Providing more than child's play, sandpile avalanches are offering
insights into achieving optimal conditions in tokamaks, donut-shaped
devices designed to produce energy from nuclear fusion. The first priority
in a tokamak is to maintain a high-density, high-temperature plasma,
especially an optimal configuration called the H-mode. But it is not
completely understood how to get fusion plasmas into this state.
Sandpiles may provide some clues. Researchers (Sandra Chapman, University
of Warwick, Sandra.Chapman@astro.warwick.ac.uk
, 011-44-2476-523390) simulate avalanches in a sandpile by devising
a computer model for redistributing sand and observing the ensuing avalanches.
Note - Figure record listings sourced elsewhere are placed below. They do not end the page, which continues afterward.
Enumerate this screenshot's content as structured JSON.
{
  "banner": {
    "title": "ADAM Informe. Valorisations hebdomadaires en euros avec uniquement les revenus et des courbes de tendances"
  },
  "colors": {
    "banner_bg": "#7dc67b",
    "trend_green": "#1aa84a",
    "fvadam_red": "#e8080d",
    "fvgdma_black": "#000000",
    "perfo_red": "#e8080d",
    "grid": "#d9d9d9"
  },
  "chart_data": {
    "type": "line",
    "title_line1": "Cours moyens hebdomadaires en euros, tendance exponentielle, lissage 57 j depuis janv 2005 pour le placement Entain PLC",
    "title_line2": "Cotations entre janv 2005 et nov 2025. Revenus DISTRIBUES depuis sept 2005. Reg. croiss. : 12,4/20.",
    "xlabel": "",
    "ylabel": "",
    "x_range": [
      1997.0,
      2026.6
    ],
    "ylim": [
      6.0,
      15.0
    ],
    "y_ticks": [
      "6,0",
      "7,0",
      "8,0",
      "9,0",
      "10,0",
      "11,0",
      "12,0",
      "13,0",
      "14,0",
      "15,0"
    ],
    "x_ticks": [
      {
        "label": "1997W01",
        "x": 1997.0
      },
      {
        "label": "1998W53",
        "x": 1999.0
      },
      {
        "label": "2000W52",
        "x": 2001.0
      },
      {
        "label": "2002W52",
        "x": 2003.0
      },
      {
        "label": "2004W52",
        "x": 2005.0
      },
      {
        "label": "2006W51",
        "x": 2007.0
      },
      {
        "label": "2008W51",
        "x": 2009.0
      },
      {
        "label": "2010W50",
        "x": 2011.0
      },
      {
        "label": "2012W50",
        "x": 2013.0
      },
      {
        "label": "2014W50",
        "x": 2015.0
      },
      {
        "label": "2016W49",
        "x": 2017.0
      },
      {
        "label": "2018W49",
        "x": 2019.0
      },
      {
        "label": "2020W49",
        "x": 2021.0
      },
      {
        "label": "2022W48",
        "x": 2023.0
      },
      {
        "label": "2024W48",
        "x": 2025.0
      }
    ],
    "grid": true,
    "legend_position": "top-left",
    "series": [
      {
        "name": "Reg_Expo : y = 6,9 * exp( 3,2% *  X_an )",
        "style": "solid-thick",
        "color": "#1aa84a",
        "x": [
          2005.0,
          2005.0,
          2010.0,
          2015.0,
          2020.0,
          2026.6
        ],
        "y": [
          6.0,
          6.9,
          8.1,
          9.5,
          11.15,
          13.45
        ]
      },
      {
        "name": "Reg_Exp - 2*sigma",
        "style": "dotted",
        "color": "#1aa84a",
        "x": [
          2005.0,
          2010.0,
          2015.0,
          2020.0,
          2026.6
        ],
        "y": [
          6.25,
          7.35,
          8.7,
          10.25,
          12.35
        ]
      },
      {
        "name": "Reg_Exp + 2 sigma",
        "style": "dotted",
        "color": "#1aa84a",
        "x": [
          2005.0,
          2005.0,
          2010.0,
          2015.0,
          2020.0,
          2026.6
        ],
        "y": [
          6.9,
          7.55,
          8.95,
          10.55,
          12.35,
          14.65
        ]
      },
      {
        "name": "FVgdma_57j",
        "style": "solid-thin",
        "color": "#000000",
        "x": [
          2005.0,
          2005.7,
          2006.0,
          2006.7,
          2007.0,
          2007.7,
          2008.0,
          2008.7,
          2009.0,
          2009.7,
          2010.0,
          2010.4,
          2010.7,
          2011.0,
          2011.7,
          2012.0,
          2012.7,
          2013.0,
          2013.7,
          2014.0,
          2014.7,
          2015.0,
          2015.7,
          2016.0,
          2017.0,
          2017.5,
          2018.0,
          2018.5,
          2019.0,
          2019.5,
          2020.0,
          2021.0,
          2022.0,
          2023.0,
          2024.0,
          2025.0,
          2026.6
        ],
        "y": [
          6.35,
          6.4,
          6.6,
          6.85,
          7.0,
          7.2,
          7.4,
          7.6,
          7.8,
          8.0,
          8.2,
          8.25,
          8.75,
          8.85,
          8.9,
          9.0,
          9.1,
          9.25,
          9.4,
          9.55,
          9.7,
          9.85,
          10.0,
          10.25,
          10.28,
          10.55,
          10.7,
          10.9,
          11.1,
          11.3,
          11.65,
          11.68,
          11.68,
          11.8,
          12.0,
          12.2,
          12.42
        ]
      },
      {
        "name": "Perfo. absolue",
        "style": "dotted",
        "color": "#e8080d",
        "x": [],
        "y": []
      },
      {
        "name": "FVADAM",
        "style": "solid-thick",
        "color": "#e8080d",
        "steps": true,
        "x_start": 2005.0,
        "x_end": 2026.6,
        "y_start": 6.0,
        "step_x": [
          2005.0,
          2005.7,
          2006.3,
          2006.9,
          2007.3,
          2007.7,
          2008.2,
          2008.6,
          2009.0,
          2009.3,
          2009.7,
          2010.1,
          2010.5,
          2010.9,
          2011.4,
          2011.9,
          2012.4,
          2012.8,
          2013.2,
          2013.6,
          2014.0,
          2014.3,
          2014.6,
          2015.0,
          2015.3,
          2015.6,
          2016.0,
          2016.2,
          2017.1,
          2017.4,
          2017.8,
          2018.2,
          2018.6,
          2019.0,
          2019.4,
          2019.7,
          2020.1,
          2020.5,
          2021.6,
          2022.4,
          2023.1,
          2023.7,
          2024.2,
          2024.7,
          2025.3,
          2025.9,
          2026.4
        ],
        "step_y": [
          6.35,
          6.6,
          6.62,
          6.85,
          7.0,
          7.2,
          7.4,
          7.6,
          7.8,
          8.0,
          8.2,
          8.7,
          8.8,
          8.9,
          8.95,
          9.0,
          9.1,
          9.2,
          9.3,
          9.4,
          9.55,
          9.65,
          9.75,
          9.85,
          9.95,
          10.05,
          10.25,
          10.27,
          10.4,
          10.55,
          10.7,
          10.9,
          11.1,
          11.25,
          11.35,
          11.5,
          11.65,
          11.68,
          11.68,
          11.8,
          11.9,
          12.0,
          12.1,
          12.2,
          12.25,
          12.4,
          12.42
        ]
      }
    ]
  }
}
The occurrence of avalanches at all size scales is a hallmark of self-organized
criticality (SOC). Since the mid-1990s, a sizeable body of research
has found evidence of SOC in tokamak plasmas, where particles and energy
are rapidly redistributed, at all size scales, to other areas of the
plasma For some reason this "transport"seems to occur faster
than ordinary diffusion allows.
But there's a twist: SOC behavior, by itself, would tend to produce
a plasma with poor confinement of its particles. The new modeling suggests
that the desirable H-mode occurs when some, but not all, of the conditions
of SOC are met. The researchers have hopes that the H mode can be achieved
by manipulating the plasma so that the "fast transport" only
takes place at the short length scales. (Chapman,
Dendy, and Hnat, Physical Review Letters, 26 March 2001.)